35. Ale tutaj spotkałem drugą stronę rzeczywistości północnokoreańskiej. Ojczyzna powierzyła temu chłopcu to ważne i trudne zadanie: obserwować turystów odwiedzających Mengönde. Odwrócił się od obiektywu. Więc w pewnym momencie było dla mnie zasadą, żebym zrobił takie zdjęcie. Można było, jak widzisz, być zebraną i szybszą specjalnie wyszkoloną osobą. To prawda, nie jestem pewien, czy KRLD zajmuje pierwsze miejsce na świecie pod względem liczby przedstawicieli całkowicie niepotrzebnych zawodów. Rozejrzyj się: ile osób posiadających odznaki i krótkofalówki jest strzeżonych, stojących w kamuflażu lub kamizelkach, różnych barierach lub kominkach dla dzieci! Ale jest też wielu facetów, którzy mogą uważać chłopca na zdjęciu za swojego kolegę ... A najbardziej obraźliwe jest to, że my i my karmimy każdego z nich o wiele bardziej obficie niż jest to przyjęte w KRLD.

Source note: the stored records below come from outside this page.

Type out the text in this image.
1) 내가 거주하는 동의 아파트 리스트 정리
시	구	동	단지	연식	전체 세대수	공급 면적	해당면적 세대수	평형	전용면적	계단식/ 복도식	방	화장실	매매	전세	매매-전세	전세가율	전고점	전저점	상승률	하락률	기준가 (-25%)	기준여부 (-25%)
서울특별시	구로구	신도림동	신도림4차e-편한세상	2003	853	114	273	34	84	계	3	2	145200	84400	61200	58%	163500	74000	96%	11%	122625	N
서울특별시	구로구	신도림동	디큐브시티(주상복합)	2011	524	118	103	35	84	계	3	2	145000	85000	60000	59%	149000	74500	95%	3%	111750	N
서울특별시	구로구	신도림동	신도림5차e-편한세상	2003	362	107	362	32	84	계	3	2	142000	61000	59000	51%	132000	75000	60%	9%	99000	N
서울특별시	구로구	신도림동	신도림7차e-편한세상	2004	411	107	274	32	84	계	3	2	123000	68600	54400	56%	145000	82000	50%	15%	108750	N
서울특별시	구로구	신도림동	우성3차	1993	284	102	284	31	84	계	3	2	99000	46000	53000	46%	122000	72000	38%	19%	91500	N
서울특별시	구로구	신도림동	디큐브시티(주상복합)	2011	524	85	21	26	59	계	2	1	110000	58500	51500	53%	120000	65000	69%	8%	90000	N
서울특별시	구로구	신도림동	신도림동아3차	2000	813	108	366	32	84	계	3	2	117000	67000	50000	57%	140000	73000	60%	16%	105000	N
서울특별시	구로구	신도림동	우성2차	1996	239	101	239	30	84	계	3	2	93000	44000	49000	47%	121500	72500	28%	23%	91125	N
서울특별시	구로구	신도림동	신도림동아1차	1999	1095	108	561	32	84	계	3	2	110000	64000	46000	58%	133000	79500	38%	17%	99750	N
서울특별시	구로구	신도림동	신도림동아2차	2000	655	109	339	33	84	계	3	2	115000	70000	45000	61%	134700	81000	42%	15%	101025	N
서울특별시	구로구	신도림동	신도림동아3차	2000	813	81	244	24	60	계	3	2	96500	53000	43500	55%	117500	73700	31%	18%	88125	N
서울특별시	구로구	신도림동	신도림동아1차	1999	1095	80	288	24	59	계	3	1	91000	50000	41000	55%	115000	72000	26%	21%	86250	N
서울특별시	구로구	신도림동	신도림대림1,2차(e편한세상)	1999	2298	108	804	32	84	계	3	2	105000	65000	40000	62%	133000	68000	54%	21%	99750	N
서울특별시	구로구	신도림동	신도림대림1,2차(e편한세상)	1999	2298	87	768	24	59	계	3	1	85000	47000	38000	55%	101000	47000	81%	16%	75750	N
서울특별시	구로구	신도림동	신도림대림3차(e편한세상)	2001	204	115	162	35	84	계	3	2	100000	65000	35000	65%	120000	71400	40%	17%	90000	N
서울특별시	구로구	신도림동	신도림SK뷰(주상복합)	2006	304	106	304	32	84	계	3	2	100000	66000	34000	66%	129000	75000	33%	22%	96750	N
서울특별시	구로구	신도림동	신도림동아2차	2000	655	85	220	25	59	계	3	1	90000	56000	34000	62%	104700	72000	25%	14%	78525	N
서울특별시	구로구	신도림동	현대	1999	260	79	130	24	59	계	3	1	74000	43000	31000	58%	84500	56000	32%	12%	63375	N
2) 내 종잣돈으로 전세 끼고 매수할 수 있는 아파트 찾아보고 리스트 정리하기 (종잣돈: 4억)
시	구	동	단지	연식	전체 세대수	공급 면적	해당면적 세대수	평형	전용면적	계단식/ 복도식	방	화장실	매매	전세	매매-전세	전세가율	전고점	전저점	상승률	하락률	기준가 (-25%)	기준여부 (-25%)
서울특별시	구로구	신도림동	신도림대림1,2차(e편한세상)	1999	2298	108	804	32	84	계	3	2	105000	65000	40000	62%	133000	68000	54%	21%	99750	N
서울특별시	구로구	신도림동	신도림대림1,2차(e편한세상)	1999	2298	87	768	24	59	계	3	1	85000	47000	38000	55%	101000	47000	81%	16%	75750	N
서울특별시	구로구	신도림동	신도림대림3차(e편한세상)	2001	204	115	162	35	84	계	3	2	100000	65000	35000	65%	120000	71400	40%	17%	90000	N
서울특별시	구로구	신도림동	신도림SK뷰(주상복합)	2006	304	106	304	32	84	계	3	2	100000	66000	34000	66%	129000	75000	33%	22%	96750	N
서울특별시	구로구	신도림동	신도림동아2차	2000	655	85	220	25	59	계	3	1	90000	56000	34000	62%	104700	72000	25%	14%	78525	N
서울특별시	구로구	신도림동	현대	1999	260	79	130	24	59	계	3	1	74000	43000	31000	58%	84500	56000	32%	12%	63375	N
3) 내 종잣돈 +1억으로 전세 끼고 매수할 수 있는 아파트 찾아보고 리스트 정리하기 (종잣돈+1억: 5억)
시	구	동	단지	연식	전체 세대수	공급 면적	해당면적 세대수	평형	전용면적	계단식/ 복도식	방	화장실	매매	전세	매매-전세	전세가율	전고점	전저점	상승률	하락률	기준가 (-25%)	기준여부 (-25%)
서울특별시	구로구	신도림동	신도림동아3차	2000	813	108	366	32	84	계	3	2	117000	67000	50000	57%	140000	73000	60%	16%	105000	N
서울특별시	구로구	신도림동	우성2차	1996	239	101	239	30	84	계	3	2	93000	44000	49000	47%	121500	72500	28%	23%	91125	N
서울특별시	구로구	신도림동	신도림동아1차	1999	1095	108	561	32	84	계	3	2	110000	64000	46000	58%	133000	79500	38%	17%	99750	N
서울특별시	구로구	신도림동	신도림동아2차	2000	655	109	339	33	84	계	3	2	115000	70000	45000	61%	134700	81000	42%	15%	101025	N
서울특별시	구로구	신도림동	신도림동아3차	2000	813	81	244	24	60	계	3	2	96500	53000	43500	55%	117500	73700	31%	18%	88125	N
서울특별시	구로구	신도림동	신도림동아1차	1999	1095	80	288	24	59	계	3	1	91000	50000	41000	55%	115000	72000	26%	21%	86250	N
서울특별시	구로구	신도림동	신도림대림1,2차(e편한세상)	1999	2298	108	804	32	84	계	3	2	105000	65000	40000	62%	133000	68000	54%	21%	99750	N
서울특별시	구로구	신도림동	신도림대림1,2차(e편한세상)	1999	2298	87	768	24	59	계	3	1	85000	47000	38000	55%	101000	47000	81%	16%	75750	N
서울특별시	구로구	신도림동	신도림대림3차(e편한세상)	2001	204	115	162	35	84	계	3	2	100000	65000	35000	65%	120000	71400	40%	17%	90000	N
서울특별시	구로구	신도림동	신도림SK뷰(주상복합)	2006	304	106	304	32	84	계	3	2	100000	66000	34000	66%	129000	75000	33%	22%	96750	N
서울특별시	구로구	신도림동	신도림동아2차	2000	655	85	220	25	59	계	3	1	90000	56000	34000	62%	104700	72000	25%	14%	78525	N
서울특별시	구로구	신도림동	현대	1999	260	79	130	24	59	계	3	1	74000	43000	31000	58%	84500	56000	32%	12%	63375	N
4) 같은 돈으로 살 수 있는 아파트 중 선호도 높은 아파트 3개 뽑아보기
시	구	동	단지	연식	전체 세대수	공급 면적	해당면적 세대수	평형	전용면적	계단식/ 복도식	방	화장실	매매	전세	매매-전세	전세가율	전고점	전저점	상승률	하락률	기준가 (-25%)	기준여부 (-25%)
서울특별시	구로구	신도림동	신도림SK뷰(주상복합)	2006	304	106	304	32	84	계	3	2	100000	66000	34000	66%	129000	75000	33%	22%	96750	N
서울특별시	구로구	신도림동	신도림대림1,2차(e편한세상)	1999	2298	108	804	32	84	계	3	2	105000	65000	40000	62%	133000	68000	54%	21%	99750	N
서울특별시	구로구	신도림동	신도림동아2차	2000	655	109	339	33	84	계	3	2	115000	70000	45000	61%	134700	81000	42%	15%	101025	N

36. No i kontynuując tę ​​rozmowę kilka słów na temat kulinarnych i gastronomicznych tematów na tle zdjęcia z mojej pierwszej kolacji w Phenianie. Podstawą kuchni koreańskiej, jeśli dobrze rozumiem, jest ryż i kimchi, koreańska kapusta. Dla wielu rodaków, którzy siedzieli ze mną przy jednym stole w Korei Północnej, kimchi wydawał się ostry, a nawet zły. Pochłonąłem to z przyjemnością. Pic? Cóż, on jest w Afryce i ryżu, także w lochach. Ja, grzeszniku, nie odkryłem nowych odcieni smaku. Tylko nieoczekiwanie okazało się, że ryż jest raczej pożywną rzeczą. Podczas tej podróży karmiono nas jednakowo w zakresie i ustalano wielkość naczyń. Podstawą diety był ryż i generalnie wystarczyło. Ludzie wstali ze stołów bez większego entuzjazmu, ale nikt nie pozostał głodny. Co jest na zdjęciu, zapytaj? Tak, zwykła obfita kolacja dla turystów. Prawie elegancki, prawda? Innym pytaniem jest to, że czasami pojawiały się zamieszanie, takie jak ten, gdy karaluch pływał w zupie. Ale to są szczegóły..

37. Gdy znalazłem się w pokoju, zasnąłem, jak gdybym został zabity. Wtedy nie wiedziałem, jak bardzo wszystko będzie połączone w moim życiu z tym niesamowitym krajem i jak daleko będę miał szczęście, aby wyłączyć z tras turystycznych. Ale po kilku godzinach zadzwonił telefon i zaczęła się jedna historia, która z uwagi na swoją wyjątkowość i dramat w mole życia prawdopodobnie już nie będzie. Opisałem to szczegółowo w moim LJ. Nazywa się "Juche Football Spill" i opowiada o tym, jak dwóch graczy z Korei Północnej zostało piłkarzami klubu Krylya Sovetov w Samara i jak to się skończyło. Jest to jednak zupełnie inna historia ... Jednak już została wyczerpana. Tak więc, pojawiwszy się na LiveJournal z czysto ekskluzywnym północnokoreańskim motywem, wkrótce zacznę mówić o moich podróżach w pięćdziesięciu kolejnych krajach. Nie znikaj!